In an increasingly digital economy, the basic qualifications for getting a job are shifting as more roles require technological skills. In fact, research by the McKinsey Global Institute finds that by 2030, the time spent using advanced technological skills at work will increase by 50 percent in the United States and by 41 percent in Europe, and time spent using even basic digital skills will rise by 69 percent in the United States and by 65 percent in Europe.
How can the private sector make sure that the workforce has the skills to meet the new demands of the future of work? McKinsey spoke with Jacquelline Fuller, president of Google.org, to understand better how tech companies view this skills gap and how Google is utilizing online learning while also ensuring that its training is reaching those who need it most.
McKinsey: How do tech companies ensure their workforce has the right skills?
Jacquelline Fuller: The technology sector is on the cutting edge of this, because when you come out of school with a computer-science degree, you know maybe a few languages, but you’re guaranteed that those languages are going to change and the approaches are going to change. So, these are some things that tech companies are familiar with: lifelong learning, reskilling. It’s something that’s just part and parcel of our daily work. McKinsey’s been one of the leaders in helping us all understand that maybe as much as a third of us—one in three of us—are going to have to do something different, because the job that we’re doing or role that we’re doing, the skills are going to change so much by 2030.
McKinsey: How is Google.org helping more people from all backgrounds participate in an increasingly digital economy?
Jacquelline Fuller: What we learned from our own business is that we were having a really hard time filling our tech-stop1 roles. Almost every business that relies on technology to keep the servers humming, to keep our computers working, needs a tech stop—a place where you can go and say, “Help me with my computer.”
If you look across the economy, there are around 150,000 unfilled roles. This is not just a Google problem. And the thing about the tech industry is, we can overemphasize the role of a four-year computer-science degree and ignore some of the other roles that open up in a digital economy. This role in particular—IT support professional—is one where nearly anyone can do this job and go from zero skills to fully accredited in eight to 12 months.

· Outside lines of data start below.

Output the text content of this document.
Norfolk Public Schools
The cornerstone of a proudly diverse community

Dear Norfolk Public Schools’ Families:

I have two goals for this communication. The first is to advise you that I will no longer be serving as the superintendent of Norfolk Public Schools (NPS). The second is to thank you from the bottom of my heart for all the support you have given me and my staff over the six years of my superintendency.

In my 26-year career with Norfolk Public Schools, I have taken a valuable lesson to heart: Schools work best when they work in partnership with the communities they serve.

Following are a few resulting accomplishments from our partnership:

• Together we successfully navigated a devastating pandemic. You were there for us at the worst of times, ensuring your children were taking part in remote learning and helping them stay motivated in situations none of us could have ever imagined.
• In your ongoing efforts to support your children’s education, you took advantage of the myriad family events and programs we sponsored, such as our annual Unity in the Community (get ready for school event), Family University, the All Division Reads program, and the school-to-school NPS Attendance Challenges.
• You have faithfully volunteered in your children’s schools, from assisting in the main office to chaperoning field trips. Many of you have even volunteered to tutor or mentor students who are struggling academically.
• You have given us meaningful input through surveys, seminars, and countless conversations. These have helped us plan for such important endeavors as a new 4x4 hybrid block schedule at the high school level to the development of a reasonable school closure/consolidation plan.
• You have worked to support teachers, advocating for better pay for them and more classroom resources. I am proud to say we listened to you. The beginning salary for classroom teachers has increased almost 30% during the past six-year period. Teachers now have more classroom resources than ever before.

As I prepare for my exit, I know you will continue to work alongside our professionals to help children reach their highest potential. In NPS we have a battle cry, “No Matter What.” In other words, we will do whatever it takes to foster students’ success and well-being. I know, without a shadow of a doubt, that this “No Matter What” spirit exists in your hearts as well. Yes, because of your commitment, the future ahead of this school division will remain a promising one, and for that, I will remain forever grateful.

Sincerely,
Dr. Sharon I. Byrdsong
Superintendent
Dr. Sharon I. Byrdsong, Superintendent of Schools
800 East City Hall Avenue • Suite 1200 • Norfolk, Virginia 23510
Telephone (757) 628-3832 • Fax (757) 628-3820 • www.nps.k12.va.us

To address this gap, we took our training and put it online, through Coursera, and we’re providing about 10,000 scholarships for folks to participate. And we got employers at the back end to say, “We will take a very close look at folks coming out of this credentialing program, to hire.” And in fact, Google has already had its first hire coming out of this program.
One of the things that we really want to see is having more women and other underrepresented groups come to the table and join us—and join the tech industry—as creators of technology, as creators of our tech solutions, our platforms, and our features. We don’t need everyone to be a coder. What we do need is to make sure that everyone who would enjoy it as a career and who’d be excellent at it has the opportunity to participate.
In the area of job skills, we’re particularly looking at people who are currently in the workforce and who are, right now, struggling either to find a job or to “up-level” their job, to improve their job situation. For example, we’re partnering with Goodwill. They facilitate one in every 200 job entries in the US each year. And they work with the most disadvantaged populations, really our most vulnerable citizens. They’re deeply, deeply embedded in communities. Google can come alongside them and help augment their digital-skills training and say, “Let’s ensure that everyone who’s going through Goodwill training who wants to have access to better digital skills [gets it]—that we can help reach more people and help raise the caliber of that training.”
McKinsey: Is online learning the solution to the skills gap?
Jacquelline Fuller: What’s interesting about online learning is, people get very excited about online learning and think, “Well, that’s a solution. We’ll just do digital skills training, and we’ll just make these courses available for free.” But if you look at completion rates for most online learning, the completion rates are fairly low, and they’re actually lowest for the people who need it the most.
One of the things we know that’s effective for people who come from disadvantaged communities and underresourced communities is having a coach. We’re now looking at how to take the evidence base of having coaches—and mentors and encouragers—and thinking about using something like AI [artificial intelligence] to develop chat bots, or more automated ways to augment human coaches and encouragers, to help. For example, sending the text message at the right time saying, “Hey, we notice you haven’t done the homework for this class.”
One of the “moon shot” areas is thinking about how we can harness AI to help us have more thoughtful, automated, and scalable approaches that help the most disadvantaged take advantage of these courses.